Further split graphs known to be Class 1 and a characterization of subgraph-overfull split graphs

Abstract

The chromatic index, χ′(G), is the smallest integer k for which a graph G has a proper edge coloring. The Classification Problem involves determining whether a graph G is Class 1 (χ′(G)=Δ(G)) or Class 2 (χ′(G)=Δ(G)+1). It is known that subgraph-overfull graphs must be Class 2. In this paper we are concerned with the Classification Problem for split graphs G[Q∪S] where Q is a clique and S is an independent set.
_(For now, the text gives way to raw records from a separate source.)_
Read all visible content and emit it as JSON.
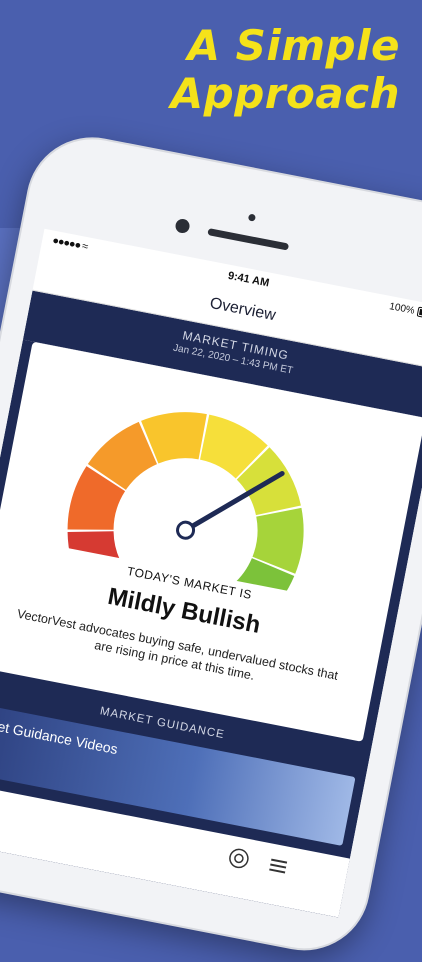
{
  "headline": {
    "line1": "A Simple",
    "line2": "Approach"
  },
  "status_bar": {
    "signal": "●●●●● ≈",
    "time": "9:41 AM",
    "battery": "100%"
  },
  "nav": {
    "title": "Overview"
  },
  "market_timing": {
    "label": "MARKET TIMING",
    "date": "Jan 22, 2020 – 1:43 PM ET"
  },
  "gauge": {
    "level": 0.68,
    "colors": [
      "#d63a32",
      "#ef6a2a",
      "#f59a2a",
      "#f9c52c",
      "#f6df3a",
      "#d7e03a",
      "#a6d43a",
      "#7cc23a"
    ]
  },
  "market": {
    "label": "TODAY'S MARKET IS",
    "status": "Mildly Bullish",
    "description": "VectorVest advocates buying safe, undervalued stocks that are rising in price at this time."
  },
  "guidance": {
    "label": "MARKET GUIDANCE",
    "video_title": "Market Guidance Videos"
  },
  "icons": {
    "search": "search-icon",
    "target": "target-icon",
    "menu": "menu-icon"
  }
}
When Δ(G) is odd, G is known to be Class 1. The original proof presented by Chen et al. (1995) has a minor flaw which we detail in this paper while also clarifying that it does not compromise their result. We prove that their technique can be adapted in a non-trivial way to show that some split graphs with even Δ(G) are also Class 1. We show that to solve the Classification Problem for split graphs it suffices to consider that all vertices in Q have degree Δ(G). Considering the subset X of S of the vertices of degree at most Δ(G)/2, we show that if the neighborhood of X has at least ⌊|Q|/2⌋ vertices, then G is Class 1; in the remaining cases we characterize the subgraph-overfull split graphs.